Ron and Sherri Hildebrandt are a semiretired couple from Niverville currently serving a mandatory self-isolation order since their unexpected return from working with Mennonite Disaster Service (MDS) in Rockport, Texas. The site was closed abruptly and they were directed to return home as soon as possible.
“None of our usual life has resumed as we patiently wait for the 14-day isolation period to be done,” says Sherri. “We moved to a senior’s housing complex in the past year and everyone here is being vigilant in making sure we stay virus-free if we possibly can! We’re just hoping and praying that the self-isolation time won’t be extended!”
Ron is an appliance technician and Sherri is a human resource advisor, as well as an author and public speaker. They had arranged to be away for two months this winter, but even if they hadn’t been out of country on an MDS trip, they would’ve been active with their part-time work, as well as curling, painting, and traveling to visit their children and grandchildren in other provinces.
For them, the biggest challenge during isolation so far has been the lack of in-person social contact.
“We drove straight home in our RV from Texas after almost two months of living with others and having daily contact with people,” explains Sherri. “This has been harder than we thought it might be. It’s a good thing we still like each other! 24/7 with the same person in a small condo is a test that I think we’d both get a passing grade on, but it’s not always easy! Also, I’m a hugger—and those elbow taps are not doing it for me!”

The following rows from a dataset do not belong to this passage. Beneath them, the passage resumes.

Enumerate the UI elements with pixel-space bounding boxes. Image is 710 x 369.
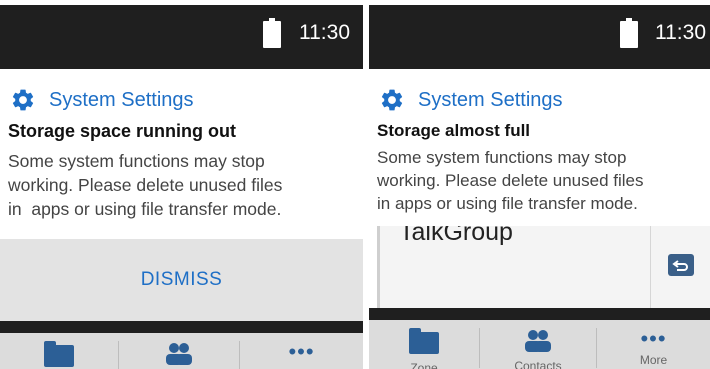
more-icon: ••• [640, 326, 667, 351]
gear-icon [12, 89, 34, 111]
nav-contacts[interactable]: Contacts [480, 320, 596, 369]
bottom-divider [0, 321, 363, 333]
status-bar: 11:30 [369, 5, 710, 69]
talkgroup-label: TalkGroup [399, 226, 513, 246]
notification-header: System Settings [10, 85, 194, 115]
status-bar: 11:30 [0, 5, 363, 69]
nav-more[interactable]: ••• [240, 333, 363, 364]
folder-icon [409, 328, 439, 354]
more-icon: ••• [288, 339, 315, 364]
notification-header: System Settings [379, 85, 563, 115]
body-line: in apps or using file transfer mode. [377, 194, 638, 213]
bottom-nav: ••• [0, 333, 363, 369]
screen-left: 11:30 System Settings Storage space runn… [0, 0, 363, 369]
nav-zone[interactable] [0, 333, 118, 369]
notification-title: Storage almost full [377, 121, 531, 140]
bottom-nav: Zone Contacts ••• More [369, 320, 710, 369]
nav-label: Contacts [514, 359, 562, 369]
bottom-divider [369, 308, 710, 320]
battery-icon [263, 18, 281, 48]
body-line: in apps or using file transfer mode. [8, 199, 282, 219]
battery-icon [620, 18, 638, 48]
dismiss-area: DISMISS [0, 239, 363, 321]
nav-label: Zone [410, 361, 438, 369]
notification-title: Storage space running out [8, 121, 237, 141]
status-time: 11:30 [299, 21, 350, 44]
status-time: 11:30 [655, 21, 706, 44]
dismiss-button[interactable]: DISMISS [141, 269, 223, 291]
notification-card[interactable]: System Settings Storage almost full Some… [369, 69, 710, 226]
app-name: System Settings [49, 88, 194, 111]
notification-body: Some system functions may stop working. … [377, 146, 710, 215]
back-icon[interactable] [668, 254, 694, 276]
nav-label: More [639, 353, 668, 367]
body-line: working. Please delete unused files [377, 171, 644, 190]
nav-more[interactable]: ••• More [597, 320, 710, 368]
nav-zone[interactable]: Zone [369, 320, 479, 369]
gear-icon [381, 89, 403, 111]
contacts-icon [525, 330, 551, 352]
body-line: working. Please delete unused files [8, 175, 283, 195]
contacts-icon [166, 343, 192, 365]
notification-card[interactable]: System Settings Storage space running ou… [0, 69, 363, 239]
screen-right: 11:30 TalkGroup System Settings Storage … [369, 0, 710, 369]
body-line: Some system functions may stop [8, 151, 265, 171]
body-line: Some system functions may stop [377, 148, 627, 167]
notification-body: Some system functions may stop working. … [8, 149, 363, 221]
folder-icon [44, 341, 74, 367]
app-name: System Settings [418, 88, 563, 111]
nav-contacts[interactable] [119, 333, 239, 369]
talkgroup-panel[interactable]: TalkGroup [377, 226, 710, 308]
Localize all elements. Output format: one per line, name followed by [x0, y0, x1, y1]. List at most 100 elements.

Maintaining mental health is another struggle. Between TV and online media, it can get overwhelming to be constantly informed about COVID-19 and the social distancing measures being implemented in Manitoba, even though it is necessary.

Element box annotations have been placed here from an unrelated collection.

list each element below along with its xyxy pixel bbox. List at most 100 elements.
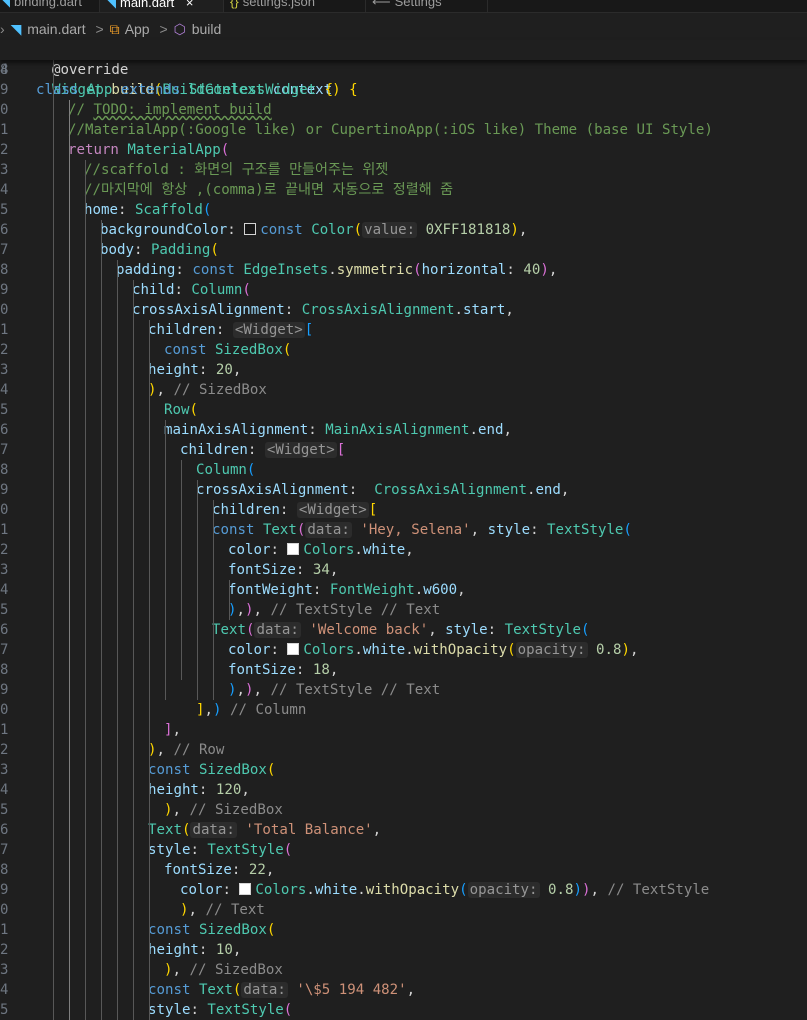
code-line[interactable]: 9),), // TextStyle // Text (0, 680, 807, 700)
breadcrumb-class[interactable]: App (125, 21, 150, 37)
token-punc: : (348, 482, 375, 498)
token-prop: height (148, 782, 199, 798)
code-line[interactable]: 3 const SizedBox( (0, 760, 807, 780)
code-line[interactable]: 0// TODO: implement build (0, 100, 807, 120)
code-text: ), // Row (148, 740, 224, 760)
code-line[interactable]: 3), // SizedBox (0, 960, 807, 980)
code-line[interactable]: 1 const SizedBox( (0, 920, 807, 940)
code-line[interactable]: 3 height: 20, (0, 360, 807, 380)
breadcrumb-file[interactable]: main.dart (27, 21, 85, 37)
code-line[interactable]: 0 crossAxisAlignment: CrossAxisAlignment.… (0, 300, 807, 320)
code-line[interactable]: 7 style: TextStyle( (0, 840, 807, 860)
code-line[interactable]: 5 Row( (0, 400, 807, 420)
code-line[interactable]: 6 backgroundColor: const Color(value: 0XF… (0, 220, 807, 240)
code-line[interactable]: 4 height: 120, (0, 780, 807, 800)
code-line[interactable]: 6 mainAxisAlignment: MainAxisAlignment.en… (0, 420, 807, 440)
code-line[interactable]: 3 //scaffold : 화면의 구조를 만들어주는 위젯 (0, 160, 807, 180)
code-line[interactable]: 1 const Text (data: 'Hey, Selena', style: … (0, 520, 807, 540)
code-text: Row( (164, 400, 198, 420)
line-number: 4 (0, 582, 9, 598)
token-closing: // TextStyle // Text (270, 602, 441, 618)
code-line[interactable]: 2), // Row (0, 740, 807, 760)
code-line[interactable]: 0],) // Column (0, 700, 807, 720)
token-num: 22 (248, 862, 266, 878)
code-line[interactable]: 5),), // TextStyle // Text (0, 600, 807, 620)
code-line[interactable]: 7 children: <Widget>[ (0, 440, 807, 460)
token-num: 120 (215, 782, 242, 798)
code-line[interactable]: 8 Column( (0, 460, 807, 480)
line-number: 6 (0, 422, 9, 438)
code-line[interactable]: 1], (0, 720, 807, 740)
indent-guide (133, 280, 134, 1020)
code-line[interactable]: 0 children: <Widget>[ (0, 500, 807, 520)
token-closing: // TextStyle (607, 882, 710, 898)
code-line[interactable]: 7 body: Padding( (0, 240, 807, 260)
token-punc: . (306, 882, 315, 898)
breadcrumb-method[interactable]: build (192, 21, 222, 37)
code-line[interactable]: 8 fontSize: 18, (0, 660, 807, 680)
code-line[interactable]: 5 style: TextStyle( (0, 1000, 807, 1020)
tab-main-dart[interactable]: ◥ main.dart × (100, 0, 224, 12)
code-text: backgroundColor: const Color(value: 0XFF… (100, 220, 527, 240)
tab-binding-dart[interactable]: ◥ binding.dart (0, 0, 100, 12)
code-line[interactable]: 8 fontSize: 22, (0, 860, 807, 880)
color-swatch-icon[interactable] (287, 543, 300, 555)
code-line[interactable]: 2 height: 10, (0, 940, 807, 960)
code-line[interactable]: 1 children: <Widget>[ (0, 320, 807, 340)
code-line[interactable]: 9 crossAxisAlignment: CrossAxisAlignment.… (0, 480, 807, 500)
code-line[interactable]: 5), // SizedBox (0, 800, 807, 820)
code-line[interactable]: 5 home: Scaffold( (0, 200, 807, 220)
token-func: symmetric (336, 262, 414, 278)
code-line[interactable]: 4 fontWeight: FontWeight.w600, (0, 580, 807, 600)
close-icon[interactable]: × (182, 0, 194, 10)
token-punc: . (454, 302, 463, 318)
color-swatch-icon[interactable] (239, 883, 252, 895)
code-line[interactable]: 2 color: Colors.white, (0, 540, 807, 560)
code-line[interactable]: 6 Text (data: 'Welcome back', style: TextS… (0, 620, 807, 640)
token-prop: children (212, 502, 280, 518)
code-text: children: <Widget>[ (180, 440, 345, 460)
token-br3: ( (623, 522, 632, 538)
indent-guide (69, 100, 70, 1020)
token-punc: , (406, 982, 416, 998)
code-line[interactable]: 3 fontSize: 34, (0, 560, 807, 580)
token-punc: , (232, 362, 242, 378)
sticky-scroll-header[interactable]: 4 class App extends StatelessWidget { (0, 40, 807, 98)
token-prop: children (180, 442, 248, 458)
color-swatch-icon[interactable] (287, 643, 300, 655)
token-punc: : (284, 302, 302, 318)
token-br3: ( (459, 882, 468, 898)
token-ann: @override (52, 62, 129, 78)
line-number: 0 (0, 702, 9, 718)
code-line[interactable]: 2 return MaterialApp( (0, 140, 807, 160)
code-text: padding: const EdgeInsets.symmetric(hori… (116, 260, 557, 280)
code-line[interactable]: 9 child: Column( (0, 280, 807, 300)
settings-icon: ⟵ (372, 0, 391, 9)
token-kw: const (148, 922, 191, 938)
code-line[interactable]: 2 const SizedBox( (0, 340, 807, 360)
code-line[interactable]: 1 //MaterialApp(:Google like) or Cupertin… (0, 120, 807, 140)
line-number: 6 (0, 622, 9, 638)
code-line[interactable]: 9 color: Colors.white.withOpacity(opacity… (0, 880, 807, 900)
code-line[interactable]: 4 const Text(data: '\$5 194 482', (0, 980, 807, 1000)
code-line[interactable]: 6 Text(data: 'Total Balance', (0, 820, 807, 840)
token-punc: : (231, 862, 249, 878)
code-line[interactable]: 4 //마지막에 항상 ,(comma)로 끝내면 자동으로 정렬해 줌 (0, 180, 807, 200)
code-line[interactable]: 8 padding: const EdgeInsets.symmetric(hor… (0, 260, 807, 280)
code-line[interactable]: 7 color: Colors.white.withOpacity(opacity… (0, 640, 807, 660)
indent-guide (117, 260, 118, 1020)
token-punc: : (530, 522, 548, 538)
tab-settings-json[interactable]: {} settings.json (224, 0, 366, 12)
token-prop: color (228, 642, 271, 658)
code-line[interactable]: 0), // Text (0, 900, 807, 920)
token-punc: : (227, 222, 245, 238)
code-line[interactable]: 8 @override (0, 60, 807, 80)
tab-settings[interactable]: ⟵ Settings (366, 0, 488, 12)
token-closing: // SizedBox (189, 962, 283, 978)
token-punc: . (354, 642, 363, 658)
color-swatch-icon[interactable] (244, 223, 257, 235)
code-line[interactable]: 4), // SizedBox (0, 380, 807, 400)
token-com: //scaffold : 화면의 구조를 만들어주는 위젯 (84, 162, 389, 178)
token-type: TextStyle (207, 1002, 284, 1018)
token-prop: fontSize (164, 862, 232, 878)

“It’s hard not to let this barrage of media scare you,” she says. “Even if you don’t want to admit it, there seems to be an underlying sense of unrest because your world has been disrupted, and you have no idea what normal will look like on the other side—or when the other side will arrive! We pray for our children and grandchildren to be safe and healthy as they figure out how to do life in this chaos.”
The Hildebrandts say they rely on faith during this stressful time as they worry for their children, since one of them is immunocompromised, one is a nurse working in trauma, and another has asthma. They also both have elderly parents.

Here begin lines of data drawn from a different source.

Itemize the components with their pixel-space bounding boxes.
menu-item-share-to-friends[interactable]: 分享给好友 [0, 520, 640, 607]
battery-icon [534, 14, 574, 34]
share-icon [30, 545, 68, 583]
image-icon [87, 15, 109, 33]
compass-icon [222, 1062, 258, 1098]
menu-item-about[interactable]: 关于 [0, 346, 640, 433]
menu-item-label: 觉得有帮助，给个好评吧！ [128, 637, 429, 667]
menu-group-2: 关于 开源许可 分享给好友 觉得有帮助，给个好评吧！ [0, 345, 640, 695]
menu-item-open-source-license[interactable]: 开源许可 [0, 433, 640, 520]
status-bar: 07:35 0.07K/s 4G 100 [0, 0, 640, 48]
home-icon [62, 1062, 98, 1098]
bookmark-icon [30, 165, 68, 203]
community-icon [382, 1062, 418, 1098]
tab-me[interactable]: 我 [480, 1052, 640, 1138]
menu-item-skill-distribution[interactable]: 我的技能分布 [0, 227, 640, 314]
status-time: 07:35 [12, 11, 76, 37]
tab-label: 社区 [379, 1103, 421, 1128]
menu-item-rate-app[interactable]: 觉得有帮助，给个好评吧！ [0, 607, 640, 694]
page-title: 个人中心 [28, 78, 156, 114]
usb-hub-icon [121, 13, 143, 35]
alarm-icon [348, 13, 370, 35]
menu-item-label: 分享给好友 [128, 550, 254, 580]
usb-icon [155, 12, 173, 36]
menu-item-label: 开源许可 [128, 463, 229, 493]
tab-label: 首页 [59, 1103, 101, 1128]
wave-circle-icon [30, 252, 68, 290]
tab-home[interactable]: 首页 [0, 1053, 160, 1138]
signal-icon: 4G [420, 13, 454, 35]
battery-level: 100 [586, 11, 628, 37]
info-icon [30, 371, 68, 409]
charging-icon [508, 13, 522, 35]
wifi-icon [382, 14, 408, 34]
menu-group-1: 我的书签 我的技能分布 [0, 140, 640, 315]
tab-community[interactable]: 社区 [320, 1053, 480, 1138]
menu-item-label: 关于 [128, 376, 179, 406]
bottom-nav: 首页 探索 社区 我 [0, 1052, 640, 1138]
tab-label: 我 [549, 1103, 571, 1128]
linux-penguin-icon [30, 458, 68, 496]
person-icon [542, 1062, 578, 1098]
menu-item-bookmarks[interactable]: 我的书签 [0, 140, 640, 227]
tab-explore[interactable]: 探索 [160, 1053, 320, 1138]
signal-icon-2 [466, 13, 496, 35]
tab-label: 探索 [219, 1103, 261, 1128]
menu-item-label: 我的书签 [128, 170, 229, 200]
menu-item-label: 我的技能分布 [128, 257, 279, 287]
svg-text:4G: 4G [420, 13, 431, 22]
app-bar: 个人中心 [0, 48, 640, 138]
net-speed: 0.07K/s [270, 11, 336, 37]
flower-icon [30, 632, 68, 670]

The couple says they are playing games, discussing life, cooking together, and cleaning together. Another benefit is having time to reach out and reconnect with friends and family via the internet.
“I’ve had chats online and on the phone with people I haven’t seen or talked to in a while, which has been so rewarding and filled my social interaction tank,” says Sherri. “Our children and grandchildren have had time to talk to us. They are all working and raising their own families and don’t always have time to keep in contact. Now they are all working from home, except for the nurse, and we have been getting in touch much more now.”
Talking and connecting with each other as a couple during isolation is just as important as finding others to talk to. Ron and Sherri recommend turning off the TV and actually talking to diffuse the tension that builds with all the social distancing rules.
“Laugh,” she adds. “Read each other jokes or watch a comedy and laugh together. Find the humour in the situation. If it’s all gloom and doom, you’ve lost the battle! Do something together—we baked buns yesterday. And if it gets to be too much, and you know you’re spiralling, reach out. Call someone and let them know. We need each other now more than ever and without being able to reach out and physically hug someone, do it virtually if you can. Call a friend, chat online or text.”
And nap. One of Sherri’s hobbies is painting and she says she now has the time and energy to get into the headspace required to do it.